Adjuncting Is “Optional.”

'Do you, Tenured, take this, Untenured, through sickness and health, to have and to hold from this day forward?'
‘Do you, Tenured, take this, Untenured, through sickness and health, to have and to hold from this day forward?’

Adjuncting makes becoming a professor only something people can do if they 1.) kill themselves working multiple jobs or 2.) have someone to take care of them financially.

Look at the problematic dimensions and loops of prejudice.

She just has a master’s degree. What did she expect? We can pay her a quarter of what we pay a full-timer.

She has a husband at home who takes care of the finances. She just supplements. When a full-time position opens up, she doesn’t “need” it.

She knows how this works. That’s why she has three other jobs. We can cancel her class without notice.

They’re adjuncts. What did they expect?

Actually, we are only adjuncts because the hiring and payment of full-time professors is apparently one of the ways universities save money.

If you think tuition pays for a professor’s salary- we are getting down to some REALLY small fractions.

I have been paid $1300 to teach a 16-week class. Departments don’t come up with these numbers based on the value of the class or the teaching. It is like a universally agreed upon scam.

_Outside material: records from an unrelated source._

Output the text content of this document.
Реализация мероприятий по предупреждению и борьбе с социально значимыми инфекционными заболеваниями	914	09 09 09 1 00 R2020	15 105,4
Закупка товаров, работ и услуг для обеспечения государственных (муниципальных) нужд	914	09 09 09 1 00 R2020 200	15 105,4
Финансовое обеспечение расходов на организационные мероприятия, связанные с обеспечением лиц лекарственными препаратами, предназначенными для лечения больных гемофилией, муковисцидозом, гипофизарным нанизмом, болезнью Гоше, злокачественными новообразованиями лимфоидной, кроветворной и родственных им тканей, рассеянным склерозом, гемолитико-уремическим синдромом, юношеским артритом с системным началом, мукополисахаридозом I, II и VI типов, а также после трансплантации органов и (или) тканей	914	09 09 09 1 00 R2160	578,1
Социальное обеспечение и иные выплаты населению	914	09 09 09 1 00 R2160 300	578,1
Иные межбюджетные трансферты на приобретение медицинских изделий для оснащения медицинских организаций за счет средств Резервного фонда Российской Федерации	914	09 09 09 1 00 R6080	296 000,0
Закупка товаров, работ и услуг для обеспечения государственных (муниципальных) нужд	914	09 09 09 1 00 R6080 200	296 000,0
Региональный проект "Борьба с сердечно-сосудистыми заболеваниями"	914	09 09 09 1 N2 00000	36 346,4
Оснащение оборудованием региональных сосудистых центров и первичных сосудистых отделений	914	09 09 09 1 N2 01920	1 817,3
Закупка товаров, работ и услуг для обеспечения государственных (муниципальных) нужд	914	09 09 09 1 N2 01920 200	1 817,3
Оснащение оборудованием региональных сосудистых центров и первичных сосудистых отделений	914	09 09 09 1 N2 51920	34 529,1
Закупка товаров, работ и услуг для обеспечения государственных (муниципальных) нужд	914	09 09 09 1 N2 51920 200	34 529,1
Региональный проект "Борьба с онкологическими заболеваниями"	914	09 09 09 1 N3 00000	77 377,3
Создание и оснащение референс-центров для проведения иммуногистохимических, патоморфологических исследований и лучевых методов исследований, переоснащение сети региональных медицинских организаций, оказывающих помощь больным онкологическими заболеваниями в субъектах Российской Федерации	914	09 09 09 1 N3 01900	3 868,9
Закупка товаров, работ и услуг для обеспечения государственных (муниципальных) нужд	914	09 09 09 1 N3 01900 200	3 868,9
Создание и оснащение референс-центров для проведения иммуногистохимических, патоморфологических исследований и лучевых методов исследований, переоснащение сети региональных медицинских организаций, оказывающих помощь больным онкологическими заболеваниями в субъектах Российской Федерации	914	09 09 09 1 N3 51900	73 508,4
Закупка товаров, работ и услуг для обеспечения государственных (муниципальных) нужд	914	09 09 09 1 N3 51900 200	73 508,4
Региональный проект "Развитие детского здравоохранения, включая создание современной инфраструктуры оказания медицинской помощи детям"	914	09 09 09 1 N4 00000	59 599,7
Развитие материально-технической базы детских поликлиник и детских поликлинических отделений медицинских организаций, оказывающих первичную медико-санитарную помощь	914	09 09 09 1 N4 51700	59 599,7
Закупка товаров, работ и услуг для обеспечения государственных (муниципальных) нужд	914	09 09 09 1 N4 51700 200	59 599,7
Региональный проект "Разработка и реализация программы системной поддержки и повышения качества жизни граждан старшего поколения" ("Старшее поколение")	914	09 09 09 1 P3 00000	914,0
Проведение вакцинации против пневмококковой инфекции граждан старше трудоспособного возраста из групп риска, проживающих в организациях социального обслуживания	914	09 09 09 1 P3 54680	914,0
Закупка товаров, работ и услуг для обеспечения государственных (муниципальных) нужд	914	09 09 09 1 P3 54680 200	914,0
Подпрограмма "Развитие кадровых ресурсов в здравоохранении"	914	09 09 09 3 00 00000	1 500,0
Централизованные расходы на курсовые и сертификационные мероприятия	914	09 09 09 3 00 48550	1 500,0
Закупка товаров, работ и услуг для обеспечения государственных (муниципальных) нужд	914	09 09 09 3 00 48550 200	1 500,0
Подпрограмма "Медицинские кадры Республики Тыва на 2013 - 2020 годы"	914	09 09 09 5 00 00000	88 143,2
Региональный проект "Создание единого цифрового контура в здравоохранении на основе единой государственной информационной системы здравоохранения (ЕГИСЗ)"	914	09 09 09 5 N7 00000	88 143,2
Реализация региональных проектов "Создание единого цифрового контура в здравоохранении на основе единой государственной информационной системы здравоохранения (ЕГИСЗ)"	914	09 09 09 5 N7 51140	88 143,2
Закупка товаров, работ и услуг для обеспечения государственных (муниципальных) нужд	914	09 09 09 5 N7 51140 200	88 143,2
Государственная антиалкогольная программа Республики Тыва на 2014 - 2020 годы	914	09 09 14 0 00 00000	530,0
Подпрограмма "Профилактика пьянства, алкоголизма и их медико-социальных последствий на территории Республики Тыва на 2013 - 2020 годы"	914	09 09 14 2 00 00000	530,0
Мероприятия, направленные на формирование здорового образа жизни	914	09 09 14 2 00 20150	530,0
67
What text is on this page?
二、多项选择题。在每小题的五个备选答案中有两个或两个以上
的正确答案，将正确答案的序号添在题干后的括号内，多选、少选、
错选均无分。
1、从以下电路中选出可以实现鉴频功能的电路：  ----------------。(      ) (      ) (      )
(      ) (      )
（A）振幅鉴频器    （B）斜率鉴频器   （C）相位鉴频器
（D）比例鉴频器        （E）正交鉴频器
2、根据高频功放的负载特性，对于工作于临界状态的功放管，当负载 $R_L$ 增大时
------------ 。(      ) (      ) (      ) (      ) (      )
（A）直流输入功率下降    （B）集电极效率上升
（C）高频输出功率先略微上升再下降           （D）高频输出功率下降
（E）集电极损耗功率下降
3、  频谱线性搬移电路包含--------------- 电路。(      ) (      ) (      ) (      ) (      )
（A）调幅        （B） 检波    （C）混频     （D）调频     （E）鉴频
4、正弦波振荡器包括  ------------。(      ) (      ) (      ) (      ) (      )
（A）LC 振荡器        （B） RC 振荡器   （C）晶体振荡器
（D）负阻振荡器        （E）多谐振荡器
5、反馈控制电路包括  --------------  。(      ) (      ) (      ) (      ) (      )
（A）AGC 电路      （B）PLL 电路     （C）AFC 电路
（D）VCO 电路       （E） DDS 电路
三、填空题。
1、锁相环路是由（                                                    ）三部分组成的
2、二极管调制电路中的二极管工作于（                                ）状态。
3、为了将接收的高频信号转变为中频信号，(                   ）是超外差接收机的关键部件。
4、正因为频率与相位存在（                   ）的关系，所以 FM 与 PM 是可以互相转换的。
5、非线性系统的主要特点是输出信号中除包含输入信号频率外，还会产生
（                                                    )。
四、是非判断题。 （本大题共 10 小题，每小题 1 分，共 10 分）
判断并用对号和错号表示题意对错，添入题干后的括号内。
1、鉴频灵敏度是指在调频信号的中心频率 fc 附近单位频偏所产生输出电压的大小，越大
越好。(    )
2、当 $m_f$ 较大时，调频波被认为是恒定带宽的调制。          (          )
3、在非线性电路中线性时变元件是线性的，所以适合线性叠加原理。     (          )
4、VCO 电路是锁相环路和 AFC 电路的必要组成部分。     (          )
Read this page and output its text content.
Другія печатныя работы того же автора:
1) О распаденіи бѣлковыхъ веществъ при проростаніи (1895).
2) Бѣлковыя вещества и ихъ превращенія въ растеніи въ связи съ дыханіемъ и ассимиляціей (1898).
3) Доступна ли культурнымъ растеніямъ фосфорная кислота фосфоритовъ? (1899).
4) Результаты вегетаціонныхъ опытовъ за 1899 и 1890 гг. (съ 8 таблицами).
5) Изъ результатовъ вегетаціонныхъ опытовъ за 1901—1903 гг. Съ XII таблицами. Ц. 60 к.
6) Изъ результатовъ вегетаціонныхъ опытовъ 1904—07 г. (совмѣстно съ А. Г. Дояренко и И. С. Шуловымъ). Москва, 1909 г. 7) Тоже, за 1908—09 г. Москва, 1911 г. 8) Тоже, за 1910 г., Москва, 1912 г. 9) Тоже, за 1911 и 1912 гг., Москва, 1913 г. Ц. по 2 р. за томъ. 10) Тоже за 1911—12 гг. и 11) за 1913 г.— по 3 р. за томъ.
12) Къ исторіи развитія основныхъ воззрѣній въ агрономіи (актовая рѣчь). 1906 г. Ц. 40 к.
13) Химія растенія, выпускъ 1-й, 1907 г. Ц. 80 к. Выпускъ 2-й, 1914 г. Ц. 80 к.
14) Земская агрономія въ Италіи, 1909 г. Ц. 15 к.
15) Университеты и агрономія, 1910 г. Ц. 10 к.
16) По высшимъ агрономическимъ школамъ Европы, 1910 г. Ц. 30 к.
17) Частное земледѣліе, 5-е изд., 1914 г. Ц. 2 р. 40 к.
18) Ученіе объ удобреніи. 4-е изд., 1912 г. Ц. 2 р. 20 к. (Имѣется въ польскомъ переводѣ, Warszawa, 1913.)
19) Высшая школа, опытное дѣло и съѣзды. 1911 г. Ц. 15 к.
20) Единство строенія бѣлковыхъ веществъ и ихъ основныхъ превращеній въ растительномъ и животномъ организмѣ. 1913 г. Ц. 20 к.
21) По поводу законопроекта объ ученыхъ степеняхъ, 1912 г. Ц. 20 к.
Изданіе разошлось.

If no one hires full timers, the over qualified individuals who can only get jobs in academia will HAVE to accept our super-cheap, unreliably-termed, part-time contracts.

And we do.

With a Master’s in English and an impeccable teaching record, I applied for everything imaginable. I tried the party-planning route, advertising, middle management in retail, and more. Every full-time job opportunity resulted in an application during my adjunct years.

However, I’m a good teacher because that is what I am qualified to do. And résumé readers know that. A beautiful academic record resulted only in part-time academic job offers.

For five years.

A miracle broke the cycle. A librarianship coupled with writing center work that finally gave me a full-time titled position. Positions like that one are super-rare.

Once the “adjunct” title was off of my résumé, I was treated with infinitely more respect in the job market. One full-time job directly led to another. I’m in a different pool of applicants now.

I’m still the good teacher I always was. I still read, research, and write. I still attend meetings. The only difference is I now work less and get paid more. I am no longer an “adjunct” by title.

I didn’t earn the disrespectful treatment associated with the adjunct title, but I certainly received that treatment. I was a good teacher, used and overworked, and never made anything that could be termed a living wage from any of my positions.

Please compare.

At my most reliable adjunct position, I was paid $1800 per class for 3 classes a semester. You had to cut throats to get summer school. I was only so lucky twice. So, teaching 6 classes a year, I received $10,800 and 0 benefits.

I couldn’t live on that, so I had 3 other positions, adding up to about 8 classes per semester (16/year).

At my current full-time Institution, I am at the lowest full-time starting rank of Instructor, teaching the usual full-time load of classes: 4 per semester. For teaching 8 classes a year, I am paid $40,000.

Because I “deserve” it now. I’m “full-time”.

How can a system built around the pursuit of knowledge be so utterly stupid?